A man armed with a fake gun disrupted Dutch television on Thursday evening when he forced his way into the building of public broadcaster NOS and demanded airtime before being overpowered by police.
The man, speaking Dutch and carrying a black pistol which police later said was a fake, could be seen pacing next to a desk in an empty studio before being arrested, in footage later shown on NOS.
The NOS building in the central city of Hilversum was evacuated. The incident interrupted NOS's 8:00 pm (1900 GMT) newscast, with a message on screen telling viewers no broadcast was "available at this time".
A spokesman for the prosecutor's office said at a press conference that the gunman, aged 19, came from the town Pijnacker near The Hague and was in police custody.

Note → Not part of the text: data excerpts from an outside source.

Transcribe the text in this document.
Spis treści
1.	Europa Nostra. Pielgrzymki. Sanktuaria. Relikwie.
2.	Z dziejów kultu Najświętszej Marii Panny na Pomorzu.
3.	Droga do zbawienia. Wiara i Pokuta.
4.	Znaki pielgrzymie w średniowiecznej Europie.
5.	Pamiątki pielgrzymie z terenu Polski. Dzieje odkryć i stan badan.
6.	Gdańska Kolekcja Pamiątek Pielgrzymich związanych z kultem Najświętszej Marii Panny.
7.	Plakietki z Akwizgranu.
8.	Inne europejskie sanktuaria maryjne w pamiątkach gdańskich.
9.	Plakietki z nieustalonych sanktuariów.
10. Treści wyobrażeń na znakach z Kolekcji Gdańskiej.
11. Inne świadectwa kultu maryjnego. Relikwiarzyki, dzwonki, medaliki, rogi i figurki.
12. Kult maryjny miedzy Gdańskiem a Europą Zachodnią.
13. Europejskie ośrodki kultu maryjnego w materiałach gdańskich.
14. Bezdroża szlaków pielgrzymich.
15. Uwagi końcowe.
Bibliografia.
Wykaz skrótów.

- 'Situation under control' -
When the NOS television station came back on air it broadcast a video of the incident.
Wearing a dark suit, white shirt and dark tie, the gunman could be seen speaking calmly to a man off-camera as he claimed to represent a "hackers collective", in a short video aired on NOS.
He can be heard telling the man that he "wanted to talk about things that are of world importance".
"We were hired by intelligence services. We have heard things that call society into question," he said.
"Once my message has been sent, we'll shake hands and you'll be able to go home."
He immediately dropped his weapon and raised his arms when five armed officers stormed in to restrain him, yelling at him to drop his gun.
"I dropped it, I dropped it," he replied off-screen.
A police voice was then heard saying: "The situation is under control."
- 'Heavily armed' -
Speaking live on NOS, general director Jan de Jong said that "thank God" nobody had been injured.
Police combed the building, which was declared safe shortly after 10:00 pm (2100 GMT).
The gunman also gave a threatening letter to staff, which NOS posted on its website. It said that he was "heavily armed" and not working alone.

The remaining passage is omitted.